Aliás, com a redução do PLD à metade do ano passado, contou Justi, o cliente que havia encomendado o estudo estava receoso de que o trabalho feito para viabilizar o modelo perdesse validade. O que não ocorreu porque a solução foi a remuneração via Encargo de Serviço de Sistema, uma vez que havia o limite do PLD. Com a regulamentação por meio do artigo 5º da portaria, a viabilização estava garantida.

Na ideia original, disse o executivo, a Simple, que possui uma empresa de consultoria e uma comercializadora ficaria com a responsabilidade de liquidação. Mas, com a definição da distribuidora como a agente liquidante do processo a empresa perderia essa atividade, compensada de certa forma com a possibilidade de entrada dos geradores a diesel.

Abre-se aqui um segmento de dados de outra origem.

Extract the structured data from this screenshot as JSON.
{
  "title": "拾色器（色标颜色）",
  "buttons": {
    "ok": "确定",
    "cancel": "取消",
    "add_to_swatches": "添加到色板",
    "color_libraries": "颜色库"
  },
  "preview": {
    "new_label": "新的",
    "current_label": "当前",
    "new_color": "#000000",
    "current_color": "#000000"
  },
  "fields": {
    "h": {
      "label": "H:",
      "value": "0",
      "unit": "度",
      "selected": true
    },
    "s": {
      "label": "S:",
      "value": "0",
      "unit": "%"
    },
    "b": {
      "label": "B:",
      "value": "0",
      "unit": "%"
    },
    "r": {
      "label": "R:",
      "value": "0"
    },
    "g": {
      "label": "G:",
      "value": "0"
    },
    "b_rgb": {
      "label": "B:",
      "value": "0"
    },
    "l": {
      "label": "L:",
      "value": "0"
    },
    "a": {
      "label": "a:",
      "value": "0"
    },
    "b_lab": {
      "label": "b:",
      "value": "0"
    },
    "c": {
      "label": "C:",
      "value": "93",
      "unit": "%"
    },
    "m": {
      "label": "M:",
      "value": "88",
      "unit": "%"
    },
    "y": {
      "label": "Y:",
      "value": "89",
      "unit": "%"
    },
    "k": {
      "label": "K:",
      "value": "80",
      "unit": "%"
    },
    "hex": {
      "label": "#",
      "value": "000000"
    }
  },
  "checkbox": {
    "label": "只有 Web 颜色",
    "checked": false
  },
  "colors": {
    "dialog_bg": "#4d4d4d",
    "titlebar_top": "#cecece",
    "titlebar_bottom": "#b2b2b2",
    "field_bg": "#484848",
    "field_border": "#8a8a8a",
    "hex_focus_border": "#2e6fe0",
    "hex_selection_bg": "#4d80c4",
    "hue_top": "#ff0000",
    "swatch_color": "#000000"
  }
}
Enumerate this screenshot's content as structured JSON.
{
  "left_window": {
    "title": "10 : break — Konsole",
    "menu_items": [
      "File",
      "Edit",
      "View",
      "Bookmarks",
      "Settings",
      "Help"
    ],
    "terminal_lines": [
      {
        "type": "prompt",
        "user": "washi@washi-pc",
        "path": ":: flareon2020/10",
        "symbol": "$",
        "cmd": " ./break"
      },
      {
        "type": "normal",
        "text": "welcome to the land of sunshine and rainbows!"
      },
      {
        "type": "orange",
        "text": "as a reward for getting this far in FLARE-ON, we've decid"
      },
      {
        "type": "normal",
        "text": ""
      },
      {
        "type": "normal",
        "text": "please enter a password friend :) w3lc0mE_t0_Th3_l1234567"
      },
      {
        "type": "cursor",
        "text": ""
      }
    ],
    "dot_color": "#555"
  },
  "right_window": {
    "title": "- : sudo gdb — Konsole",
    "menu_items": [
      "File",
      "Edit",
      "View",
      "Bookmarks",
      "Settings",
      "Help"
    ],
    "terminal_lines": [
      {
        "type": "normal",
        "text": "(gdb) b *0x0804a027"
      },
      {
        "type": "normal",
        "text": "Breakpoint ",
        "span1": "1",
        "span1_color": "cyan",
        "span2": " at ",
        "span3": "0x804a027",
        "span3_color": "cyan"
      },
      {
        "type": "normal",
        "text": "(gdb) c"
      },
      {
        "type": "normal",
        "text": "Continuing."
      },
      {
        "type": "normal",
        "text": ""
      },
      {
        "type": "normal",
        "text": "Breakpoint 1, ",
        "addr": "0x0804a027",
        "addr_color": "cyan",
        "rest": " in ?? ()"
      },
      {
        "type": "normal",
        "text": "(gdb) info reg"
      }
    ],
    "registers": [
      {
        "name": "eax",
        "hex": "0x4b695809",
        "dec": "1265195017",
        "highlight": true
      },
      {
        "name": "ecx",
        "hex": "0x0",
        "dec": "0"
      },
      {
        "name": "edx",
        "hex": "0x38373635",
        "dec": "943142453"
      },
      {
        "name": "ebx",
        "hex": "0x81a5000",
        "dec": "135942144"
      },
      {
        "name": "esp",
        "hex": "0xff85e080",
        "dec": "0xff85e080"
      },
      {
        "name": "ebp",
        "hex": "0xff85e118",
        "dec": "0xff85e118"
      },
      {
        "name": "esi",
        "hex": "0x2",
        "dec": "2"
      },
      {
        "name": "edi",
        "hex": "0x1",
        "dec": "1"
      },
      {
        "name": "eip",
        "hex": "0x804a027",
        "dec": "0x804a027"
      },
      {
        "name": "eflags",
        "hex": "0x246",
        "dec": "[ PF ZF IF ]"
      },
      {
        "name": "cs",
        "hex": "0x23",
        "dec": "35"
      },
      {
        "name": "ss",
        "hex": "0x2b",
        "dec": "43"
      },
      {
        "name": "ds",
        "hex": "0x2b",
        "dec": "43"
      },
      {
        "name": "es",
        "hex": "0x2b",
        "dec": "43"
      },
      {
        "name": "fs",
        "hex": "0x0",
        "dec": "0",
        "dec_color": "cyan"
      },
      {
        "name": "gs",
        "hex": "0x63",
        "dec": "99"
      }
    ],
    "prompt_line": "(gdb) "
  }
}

E como esses geradores próprios precisam de uma estrutura para atender a essa nova geração ampliada, a empresa viu a perspectiva de expandir seus negócios.

Para isso, disse Justi, a Simple organizou uma estrutura tripartite, ficando com a expertise regulatória para viabilizar o negócio, um parceiro logístico entrou com a responsabilidade de gerenciar a questão do combustível e uma terceira empresa para a operação e manutenção. Até porque, lembrou, cada um desses pilares é importante em função desse consumidor ter a capacidade de gerar energia apenas 3 horas por dia, agora podendo ser o dia todo, que são coisas bem distintas.

Outra perspectiva, apesar da portaria estabelecer a data de 18 de dezembro para finalizar os contratos da chamada pública que será feita para a geração própria, é que a medida pode ser postergada. Com essa possibilidade é viável até mesmo a ampliação dos negócios para a aquisição de geradores adicionais onde o cliente mantém um equipamento para atender seu suprimento regular além de ter outro adicional para operar por 24 horas e jogar a energia na rede.